Sesampai di Tabaga, Tirta dengan mantap berjalan menuju gubuk-gubuk Khas Suku Yakut, urasa. Rasa heran langsung menggelayuti benaknya. Di khrushchevka tempat dia tinggal kini yang menyediakan pemanas dan air panas saja, sudah terasa begitu dingin.
"Bagaimana mungkin mereka bisa bertahan di bangunan kayu berbentuk kerucut ini?" Pikir Tirta sambil memegang-megang salah satu sisinya. Beberapa titik di atapnya ditutupi hanya dengan rerumputan kering dan jerami. Dengan suhu yang bisa mencapai 50 derajat celcius di bawah titik beku air, entah perlindungan macam apa yang diberikan oleh tempat tinggal seperti ini.
Sekalipun memiliki keramahan khas Asia, namun secara budaya dan kebiasaan, Suku Yakut masih lebih dekat terikat ke Orang Russia, yang mudah curiga dan sulit akrab dengan orang baru. Setiap kali dia berusaha tersenyum kepada orang-orang di perkampungan kecil itu, mereka membalas dengan senyuman sama, namun langsung pergi menghindar.
Barangkali hanya anak-anak yang masih menganggapnya menaril, karena sebagai orang yang tampak asing, dia juga tidak berambut pirang atau memiliki bola mata biru seperti umumnya Orang Russia dari kota. Sosoknya hampir mirip dengan orangtua mereka, kecuali Tirta sedikit lebih tinggi.
Tirta kemudian merogoh sakunya, dan mengambil kalung manik-manik yang telah dia siapkan untuk anak-anak itu. Secara naluri, melihat hal yang berwarna-warni dan berkilauan, tentu akan menarik perhatian mereka. Tapi yang kemudian terjadi mengagetkan Tirta.
Sesosok perempuan, agak tua, berteriak. Entah apa yang dia ucapkan, namun tampaknya menegur anak itu. Dengan bahasa isyarat, dia berusaha menjelaskan bahwa itu hanya hadiah yang diberikan dengan tulus sebagai perkenalan. Dengan cepat, perempuan itu tersenyum dan mengambilnya.

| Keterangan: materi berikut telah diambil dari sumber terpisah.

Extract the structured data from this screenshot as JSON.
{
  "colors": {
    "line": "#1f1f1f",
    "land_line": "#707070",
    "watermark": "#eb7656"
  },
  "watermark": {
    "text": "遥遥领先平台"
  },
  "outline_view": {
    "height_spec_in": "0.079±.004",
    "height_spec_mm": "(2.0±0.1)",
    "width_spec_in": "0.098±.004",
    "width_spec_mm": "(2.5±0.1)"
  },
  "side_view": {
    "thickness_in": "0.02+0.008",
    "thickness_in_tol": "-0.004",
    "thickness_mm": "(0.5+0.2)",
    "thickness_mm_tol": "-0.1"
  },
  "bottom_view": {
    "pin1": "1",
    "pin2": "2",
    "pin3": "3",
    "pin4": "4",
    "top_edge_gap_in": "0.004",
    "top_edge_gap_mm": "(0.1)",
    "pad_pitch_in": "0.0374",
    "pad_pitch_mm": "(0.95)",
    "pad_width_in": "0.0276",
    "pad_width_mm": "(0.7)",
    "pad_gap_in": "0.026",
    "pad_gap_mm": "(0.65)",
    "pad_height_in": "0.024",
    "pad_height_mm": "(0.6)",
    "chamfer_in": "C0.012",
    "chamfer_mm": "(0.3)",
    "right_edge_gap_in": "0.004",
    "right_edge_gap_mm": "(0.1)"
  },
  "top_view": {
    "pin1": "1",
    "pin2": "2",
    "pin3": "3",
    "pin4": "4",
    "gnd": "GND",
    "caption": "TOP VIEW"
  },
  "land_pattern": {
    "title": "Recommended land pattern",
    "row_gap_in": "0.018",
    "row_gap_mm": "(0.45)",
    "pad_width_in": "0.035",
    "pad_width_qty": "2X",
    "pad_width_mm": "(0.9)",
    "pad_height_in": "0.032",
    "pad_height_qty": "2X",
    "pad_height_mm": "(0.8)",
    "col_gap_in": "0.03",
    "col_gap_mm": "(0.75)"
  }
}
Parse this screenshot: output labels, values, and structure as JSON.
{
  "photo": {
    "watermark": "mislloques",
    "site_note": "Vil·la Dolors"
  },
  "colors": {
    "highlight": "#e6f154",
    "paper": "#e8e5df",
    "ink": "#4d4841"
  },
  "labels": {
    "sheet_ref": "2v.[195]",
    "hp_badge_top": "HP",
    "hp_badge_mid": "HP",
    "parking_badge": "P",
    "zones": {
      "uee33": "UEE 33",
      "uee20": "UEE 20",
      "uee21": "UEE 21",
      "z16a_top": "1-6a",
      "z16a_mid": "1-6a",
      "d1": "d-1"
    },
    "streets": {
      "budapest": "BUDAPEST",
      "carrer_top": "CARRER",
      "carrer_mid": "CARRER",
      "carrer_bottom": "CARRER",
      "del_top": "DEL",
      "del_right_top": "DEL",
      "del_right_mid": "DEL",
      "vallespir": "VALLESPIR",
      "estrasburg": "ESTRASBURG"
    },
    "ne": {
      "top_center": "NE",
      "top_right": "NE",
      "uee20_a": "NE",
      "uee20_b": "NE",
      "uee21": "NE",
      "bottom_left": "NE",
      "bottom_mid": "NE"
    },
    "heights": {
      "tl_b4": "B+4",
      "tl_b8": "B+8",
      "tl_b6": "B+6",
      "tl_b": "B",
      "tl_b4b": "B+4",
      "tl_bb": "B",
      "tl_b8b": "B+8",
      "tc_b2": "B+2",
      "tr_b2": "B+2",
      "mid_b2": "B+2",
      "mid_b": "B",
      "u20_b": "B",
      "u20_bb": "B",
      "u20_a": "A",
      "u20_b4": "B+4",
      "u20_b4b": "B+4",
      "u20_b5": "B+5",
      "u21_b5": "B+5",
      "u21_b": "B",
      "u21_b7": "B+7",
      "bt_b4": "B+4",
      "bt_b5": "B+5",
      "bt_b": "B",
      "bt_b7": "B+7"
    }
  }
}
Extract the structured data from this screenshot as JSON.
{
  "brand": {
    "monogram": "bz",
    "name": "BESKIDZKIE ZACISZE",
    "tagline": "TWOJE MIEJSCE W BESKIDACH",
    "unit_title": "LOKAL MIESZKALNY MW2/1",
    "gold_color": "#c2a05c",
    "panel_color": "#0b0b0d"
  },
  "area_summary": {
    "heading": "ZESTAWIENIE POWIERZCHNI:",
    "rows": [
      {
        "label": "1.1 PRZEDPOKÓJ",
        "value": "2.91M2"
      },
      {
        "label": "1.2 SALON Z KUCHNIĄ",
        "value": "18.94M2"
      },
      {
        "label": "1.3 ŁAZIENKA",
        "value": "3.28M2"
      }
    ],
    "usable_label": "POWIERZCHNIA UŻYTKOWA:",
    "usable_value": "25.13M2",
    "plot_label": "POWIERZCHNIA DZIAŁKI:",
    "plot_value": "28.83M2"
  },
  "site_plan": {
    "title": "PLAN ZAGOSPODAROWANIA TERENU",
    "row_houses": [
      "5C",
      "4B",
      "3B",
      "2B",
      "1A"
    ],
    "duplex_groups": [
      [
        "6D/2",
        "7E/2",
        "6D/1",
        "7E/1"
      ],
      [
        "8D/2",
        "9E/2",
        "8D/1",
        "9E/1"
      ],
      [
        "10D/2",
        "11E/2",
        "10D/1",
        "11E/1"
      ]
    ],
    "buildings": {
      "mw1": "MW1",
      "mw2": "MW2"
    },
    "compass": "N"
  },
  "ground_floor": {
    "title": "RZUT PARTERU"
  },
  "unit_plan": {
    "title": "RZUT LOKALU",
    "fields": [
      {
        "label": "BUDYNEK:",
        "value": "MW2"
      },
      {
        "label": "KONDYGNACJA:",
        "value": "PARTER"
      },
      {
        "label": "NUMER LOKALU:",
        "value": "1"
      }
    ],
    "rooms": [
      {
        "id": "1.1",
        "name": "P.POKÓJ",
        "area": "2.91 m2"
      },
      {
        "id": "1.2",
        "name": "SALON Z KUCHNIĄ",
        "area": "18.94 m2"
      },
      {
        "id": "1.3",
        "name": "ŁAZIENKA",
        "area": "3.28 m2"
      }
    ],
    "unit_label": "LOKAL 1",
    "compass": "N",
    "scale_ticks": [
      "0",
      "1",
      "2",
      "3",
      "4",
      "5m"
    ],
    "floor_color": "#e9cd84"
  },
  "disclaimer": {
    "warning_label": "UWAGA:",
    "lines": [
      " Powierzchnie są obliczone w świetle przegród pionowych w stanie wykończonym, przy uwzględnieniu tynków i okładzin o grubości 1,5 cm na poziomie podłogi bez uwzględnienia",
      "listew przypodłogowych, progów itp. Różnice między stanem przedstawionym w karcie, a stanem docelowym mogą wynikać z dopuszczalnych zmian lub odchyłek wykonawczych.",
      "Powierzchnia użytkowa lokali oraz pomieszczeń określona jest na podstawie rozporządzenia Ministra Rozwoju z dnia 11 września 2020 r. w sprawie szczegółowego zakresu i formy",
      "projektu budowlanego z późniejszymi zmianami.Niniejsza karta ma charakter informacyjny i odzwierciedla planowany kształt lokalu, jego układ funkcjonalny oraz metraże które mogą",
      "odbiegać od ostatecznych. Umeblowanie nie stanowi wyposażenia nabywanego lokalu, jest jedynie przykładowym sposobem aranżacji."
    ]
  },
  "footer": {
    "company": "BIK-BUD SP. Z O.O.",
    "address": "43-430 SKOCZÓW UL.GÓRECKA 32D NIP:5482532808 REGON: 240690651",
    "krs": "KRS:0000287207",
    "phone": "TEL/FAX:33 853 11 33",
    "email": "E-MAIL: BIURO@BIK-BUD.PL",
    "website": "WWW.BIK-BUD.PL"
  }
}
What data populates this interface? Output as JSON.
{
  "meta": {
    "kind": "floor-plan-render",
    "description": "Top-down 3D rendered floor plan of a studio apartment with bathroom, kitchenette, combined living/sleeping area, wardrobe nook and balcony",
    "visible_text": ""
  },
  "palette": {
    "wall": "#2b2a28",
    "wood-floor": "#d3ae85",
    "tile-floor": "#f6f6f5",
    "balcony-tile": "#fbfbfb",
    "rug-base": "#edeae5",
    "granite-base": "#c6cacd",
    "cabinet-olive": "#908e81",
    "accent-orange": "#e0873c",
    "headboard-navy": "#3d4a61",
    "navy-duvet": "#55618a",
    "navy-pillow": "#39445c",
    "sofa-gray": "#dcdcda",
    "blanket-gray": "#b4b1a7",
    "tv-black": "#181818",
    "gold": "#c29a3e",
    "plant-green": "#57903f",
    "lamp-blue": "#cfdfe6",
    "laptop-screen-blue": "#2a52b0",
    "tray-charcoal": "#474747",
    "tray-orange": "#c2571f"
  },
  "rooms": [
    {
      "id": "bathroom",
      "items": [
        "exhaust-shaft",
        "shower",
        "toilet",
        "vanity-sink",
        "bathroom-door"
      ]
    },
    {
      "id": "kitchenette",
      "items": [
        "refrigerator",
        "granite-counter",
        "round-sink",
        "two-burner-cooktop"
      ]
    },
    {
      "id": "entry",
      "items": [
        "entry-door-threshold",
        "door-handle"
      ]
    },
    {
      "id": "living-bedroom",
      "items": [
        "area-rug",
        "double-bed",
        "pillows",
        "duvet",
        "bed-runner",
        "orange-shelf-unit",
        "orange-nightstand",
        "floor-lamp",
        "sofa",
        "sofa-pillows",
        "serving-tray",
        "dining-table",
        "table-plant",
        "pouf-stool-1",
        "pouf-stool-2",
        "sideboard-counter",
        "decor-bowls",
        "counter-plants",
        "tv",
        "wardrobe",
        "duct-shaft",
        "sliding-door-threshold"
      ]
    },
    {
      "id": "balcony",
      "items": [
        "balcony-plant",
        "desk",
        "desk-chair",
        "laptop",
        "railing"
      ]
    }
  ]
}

Awalnya Tirta merasa lega. Dia berpikir mungkin perempuan itu marah karena disangka akan menculik anaknya. Tapi sekali lagi, reaksi mereka membuatnya menggeleng-gelengkan kepala. Perempuan itu melempar begitu saja kalung tersebut di depan gubuknya. Anak tadi berlari-lari mengejar perempuan itu, tampaknya menahan tangis setelah dimarahi. Sebelum mencapai pintu, ia sempat berbalik dan melayangkan senyum kepada Tirta, lalu sama saja, dengan muka datar ikut masuk ke dalam.
Dengan menghela napas, Tirta pergi. Terasa begitu sia-sia berjam-jam yang telah dia habiskan untuk datang ke sini.
Dia kemudian memilih singgah sebentar di perkampungan nelayan dan mulai belajar cara menangkap dan mengkonsumsi ikan. Lebih mudah berkomunikasi dengan orang-orang yang berbahasa Russia. Suku asli lebih banyak menggunakan bahasa mereka sendiri yang merupakan turunan dari Bahasa Turki.
Nama pemuda itu Alexei Vecherny. Ia memperkenalkan banyak hal dalam budaya para nelayan di Russia, termasuk teknik memancing yang diperlukan, cara mereka menyimpan dan mengolah ikan hasil tangkapan, hingga cara menghidangkannya di meja makan.
Sekalipun lebih banyak diharapkan berkontribusi di desk politik, terutama soal Uni Soviet, Tirta tidak dihalangi untuk menulis dengan tema sosial budaya. Hal ini juga dilakukannya sebagai pengusir rasa bosan saat mengerjakan berita yang itu ke itu saja di Indonesia sana.
Hampir malam saat ia kembali ke khrushchyovka. Dilihatnya Babushka sedang berbenah di bagian depan gedung, sebelum nantinya kembali ke unitnya sendiri. Ia melihat Tirta dengan takjub, "Vau, Tirta! Vau!"
"Besar sekali ikannya!" matanya berbinar-binar. Tirta menawarkan Babushka untuk mencoba, yang langsung ditanggapi dengan membawa semua ikan itu ke dapur bersama, membersihkan, mendiamkannya dalam lemari es selama 1,5 jam, lalu mengirisnya tipis-tipis.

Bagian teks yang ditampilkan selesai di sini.